Mortgage overpayments carry a psychological benefit 🧠
Many people who have fully paid off their mortgage say it’s one of the most exciting and satisfying financial milestones they have achieved. Removing your largest monthly bill can feel liberating, freeing you up for other goals.
This needs to be given proper consideration against a potentially more financially “optimal” solution.
Example illustrations 🧮
The table below illustrates a 30 year, £200,000 mortgage with a 2% interest rate, resulting in payments of £744 per month. This person has an additional £250 per month available for long term savings. They are considering using it to:
- Scenario 1: Overpay the mortgage by £250 per month
- Scenario 2: Save £250 per month in a bank savings account, which we’re assuming provides 4% interest.
- Scenario 3: Invest £250 per month. We’re assuming an equities based portfolio with an expected return of 7%.
As you can see:
- Overpaying the mortgage saves tens of thousands of pounds and ends the mortgage 9 years earlier than originally scheduled.
- With savings beating the mortgage rate by 2%, the savings interest accumulates faster than the savings from overpaying the mortgage. The mortgage could be paid off with the savings balance 11 years earlier than originally scheduled.
- With investments returning higher growth than the savings account, the balance builds even faster than the savings account and overtakes the mortgage 13 years earlier than scheduled.
- The bigger the gap between the rates, the more dramatic the difference between the results. Every 0.5% makes a huge difference.
- The longer the time period, the more those differences build up. They are not nearly as significant over 10 years as they are over 30.
If you’d like to edit the table displayed above you can copy it from here.
There are also online calculators available to make similar calculations:
- https://www.moneysavingexpert.com/mortgages/offset-mortgage-calculator/ (enter your expected investment return as savings interest)

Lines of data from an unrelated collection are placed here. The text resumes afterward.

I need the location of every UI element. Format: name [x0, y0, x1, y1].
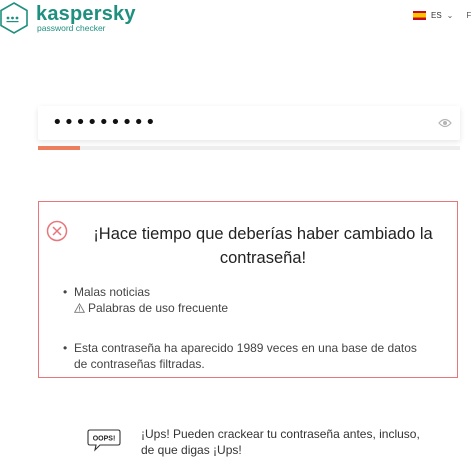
error-x-icon — [46, 220, 68, 242]
password-masked-value: ••••••••• — [52, 112, 157, 133]
strength-meter — [38, 146, 460, 150]
bullet-bad-news: Malas noticias — [63, 284, 419, 300]
password-input[interactable]: ••••••••• — [38, 106, 460, 140]
kaspersky-logo-icon[interactable] — [0, 2, 28, 34]
chevron-down-icon: ⌄ — [446, 11, 454, 20]
warning-triangle-icon — [74, 303, 85, 313]
brand-name: kaspersky — [36, 3, 136, 25]
result-details: Malas noticias Palabras de uso frecuente… — [63, 284, 419, 372]
bullet-detail-label: Palabras de uso frecuente — [88, 301, 229, 315]
result-card: ¡Hace tiempo que deberías haber cambiado… — [38, 201, 458, 378]
strength-meter-fill — [38, 146, 81, 150]
bullet-leak-count: Esta contraseña ha aparecido 1989 veces … — [63, 340, 419, 372]
header: kaspersky password checker ES ⌄ F — [0, 0, 474, 44]
oops-message: ¡Ups! Pueden crackear tu contraseña ante… — [141, 427, 420, 457]
bullet-detail: Palabras de uso frecuente — [63, 300, 419, 316]
language-code: ES — [431, 11, 442, 20]
show-password-eye-icon[interactable] — [438, 117, 452, 129]
oops-badge-text: OOPS! — [93, 436, 116, 443]
language-selector[interactable]: ES ⌄ F — [413, 11, 471, 20]
header-extra[interactable]: F — [466, 11, 471, 20]
result-headline: ¡Hace tiempo que deberías haber cambiado… — [93, 225, 433, 267]
brand-subtitle: password checker — [37, 23, 106, 33]
spain-flag-icon — [413, 11, 426, 20]
oops-speech-bubble-icon: OOPS! — [87, 429, 121, 452]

Remember, you don’t necessarily have to pick one or the other. You may decide that going all-in on finishing the mortgage early or building an investment portfolio is right for you, but you could also do a bit of both if you prefer. You can also adjust your allocation as interest rates change over the years.
Should I overpay to improve my Loan to Value (LTV) and interest rate? 💸
The simplified table above assumed a consistent interest rate of 2% throughout the life of the loan. However in reality lenders offer better rates the smaller your loan is in comparison to the value of the property. The LTV thresholds for better deals can vary, but tend to be 95%/90%/80%/75%/60% (with no further change past 60%).
If by overpaying £10,000 your interest rate drops from 2% to 1.5% on a £200k loan, that’s an interest saving of £1,000 per year, which is roughly equivalent to a 10% PA return, in addition to the interest saved on the repayment amount itself!
If your mortgage is close to renewal, and your LTV is close to a threshold that will give you a better rate, you should consider the benefits of this course of action.
Should I overpay now in case of higher interest rates in the future? 🔮
In general it doesn’t make good financial sense to make decisions today based on possible future changes. Fear of future interest-rate increases is not a great reason to overpay a mortgage. If an interest-rate rise were to happen, you could change your strategy then.
What if I have received a lump sum? 🧧
If you have received a lump-sum, the decision-making process is the same as with regular overpayments.
You may also be interested in reading our page on lump sums and windfalls.
Never pay fees to overpay ❌
Many mortgage deals charge an ‘Early Repayment Charge’ if you overpay more than a certain permitted amount.
This charge only applies during your fixed rate period. If you’re overpaying high enough amounts that you will incur an ERC, it is almost always worth holding off until you can overpay for free, such as during the process of remortgaging. (Simply remortgage for a lower amount, and pay the difference using your savings).